Швыдков горько расхохотался:
- Вот негодяй! Самый жестокий период афганской войны как раз пришелся на его правление. Кто ракеты стратегические на Хост кидал? Я, что ли? Он четыре года там воевал. Так что пусть в миротворца не рядится. После афганской мы почти без запятой перешли в чеченскую... Начинали век под орудийный гром, правда, на чужой территории, в Манчжурии и Порт-Артуре, а заканчиваем под ракетный, да уже на своей...
Швыдков расстегнул пиджак, вытянул руку по спинке скамьи и глубоко вздохнул:
- Знаете, стариковские думы - они ведь без всякой корысти. Я за свою жизнь столько нелегкого видел и перечувствовал. Нет-нет, не жалуюсь! Считаю, что лично мне судьба удалась на пять с плюсом, обид ни на кого не держал и не держу, а вот отечественные экспериментаторы никак не угомонятся. А пора уже: век на исходе. Следующего такого столетия Россия не выдержит... Народ разбежится. Он и сейчас уже бежит, причем, заметьте, уезжают лучшие: самые умные, самые талантливые, самые энергичные. Страна становится объектом массового мошенничества, источником невиданного обогащения отдельных группировок...

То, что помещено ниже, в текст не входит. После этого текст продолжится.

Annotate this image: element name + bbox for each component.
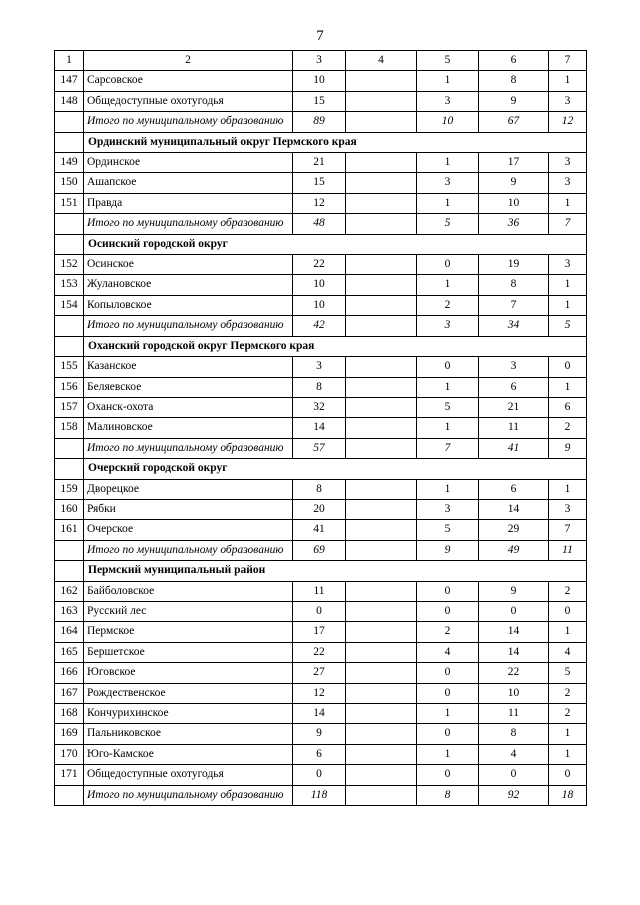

А простой народ, трудяги, на которых и держится все, сопьется и вымрет. Вон посмотрите... - Швыдков показал рукой на скамейку напротив. Под ней валялись пустые бутылки... Я заметил, щенок понюхал одну из них и в ужасе отскочил...
Преемником Швыдкова на посту первого секретаря Новороссийского горкома партии стал Эдуард Николаевич Поляков. Благодаря Медунову он сделал стремительную карьеру: из скромного городского коммунальщика в крупного градоначальника. На него и свалился весь гром героических «медных труб». Торжества в сентябре 1974 года были, действительно, невиданные, а уж для Новороссийска тем более.
Брежнев в сопровождении Медунова и Полякова ездил по ликующим улицам в открытом автомобиле, засыпанный цветами. Осень тогда была теплая, ласковая, тихая, словно по заказу свыше.
Вся страна наблюдала по телевизору за бесконечными ритуалами возложения венков и цветов, звучными поцелуями и жаркими мужскими объятиями. В мгновение ока Малая Земля превратилась в важный стратегический плацдарм, где решалась судьба всей войны. Толпы счастливых ветеранов 18-й и 56-й армий, опираясь на костыли и плечи друг друга, рвались к генсеку с криками:
- Леня! А помнишь?..
Рядом с густой шевелюрой Брежнева постоянно сияла лысина Полякова. Счастье на него свалилось, конечно, неслыханное. Я потом рассматривал фотографии: «Брежнев в «Долине смерти», «Брежнев в блиндаже», «Брежнев у Вечного огня», «Брежнев у вагона-памятника», «Брежнев на Малой Земле», «Брежнев у военных моряков» и прочие.
По правую руку везде стоял Медунов, по левую - Поляков. На одном из фотоснимков в группе больших государственных людей я рассмотрел (правда, в самом заднем ряду) пятнистую лысину Михаила Сергеевича Горбачева. Он там тоже был в ранге первого секретаря Ставропольского крайкома партии и даже выступал на митинге, где восторженно докладывал дорогому Леониду Ильичу, что на Ставрополье образцово и в большом количестве научились разводить баранов, и скоро вся страна это почувствует.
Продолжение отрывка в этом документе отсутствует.